On Sat, Apr 10, 2004 at 02:06:57PM +0200, Markus Lindström wrote:
| Okay, here's the deal.
| 
| I'm a newbie trying to get Debian Woody to work on my comp.
| Unfortunately, the native 2.4.18 kernel shipped with it doesn't support 
| my network card.
| 
| On the other hand, compiling a newer 2.4 kernel resolves the problem. 
| BUT, I'm trying to compile a 2.6 kernel (which I've heard many good 
| things about). In fact I've been trying to compile 2.6.4 and 2.6.4-ck2.
| The compilation itself doesn't encounter any problems, so that's clear.
| 
| The problem comes at boot time, where I can the following message:
| 
| 
| VFS: Cannot open root device "341" or hdb1
| Please append a correct "root=" boot option
| Kernel panic: VFS: Unable to mount root fs on hdb1

Don't forget to include "PC BIOS (MSDOS partition tables) support"
(CONFIG_MSDOS_PARTITION) in the kernel's configuration.  If you leave
it out, then the kernel can't read the partition table and thus can't
find the filesystem.

| Any ideas how to fix this? I've read around a bit, some people claim 
| that it's due to missing IDE drivers,

That is one common error that can result in that message.

Another is not having the filesystem support in the kernel.
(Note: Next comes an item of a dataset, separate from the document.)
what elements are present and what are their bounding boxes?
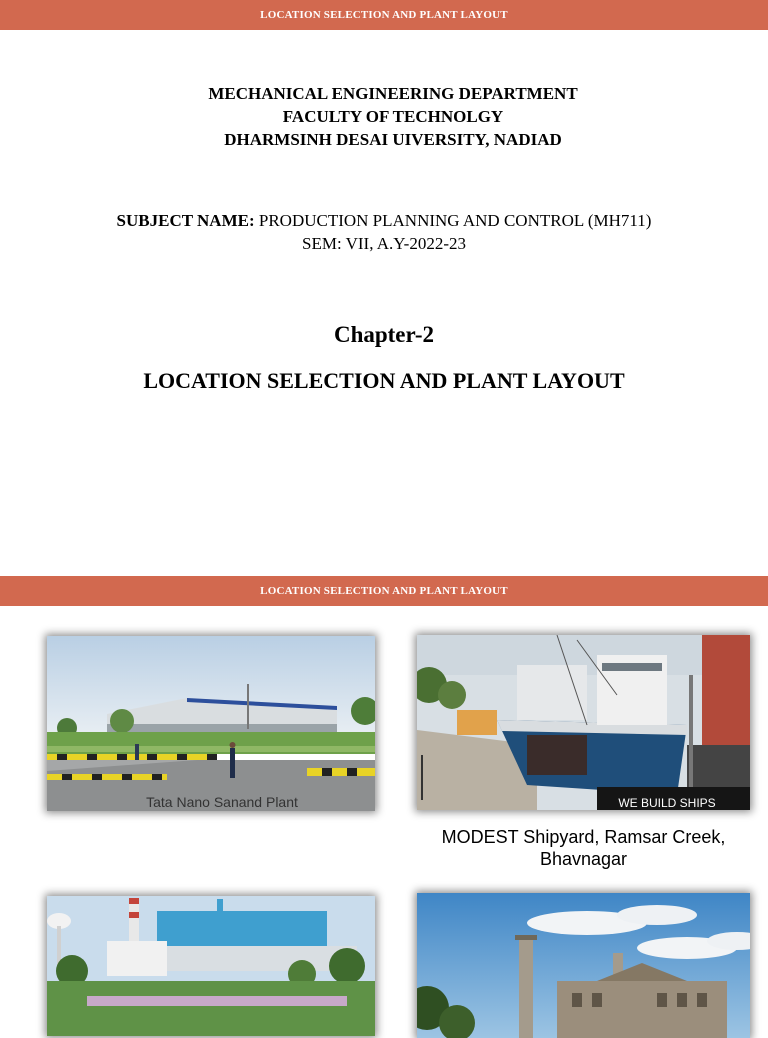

| so I activated them all just in 
| case and... nothing happens. LILO doesn't seem to be the problem either, 
|  considering that the original vmlinuz image has the exact same 
| configuration as the new compiled one.

If the kernel starts and you get to that message, then LILO isn't the
problem because it did load and start the kernel.


As for compiling features as modules or not,   if you're using a
debian-packaged kernel (this includes kernel packages built with
'make-kpkg'), just list the necessary modules in /etc/modules and run
'dpkg-reconfigure kernel-image-...'.  The postinst script for the
kernel package will rebuild the initrd image and include all the
modules listed in /etc/modules.  In this manner you can have things
like IDE support, filesystem support, and even RAID controller support
built as modules without any boot problems.

-D

-- 
"...In the UNIX world, people tend to interpret `non-technical user' as
meaning someone who's only ever written one device driver."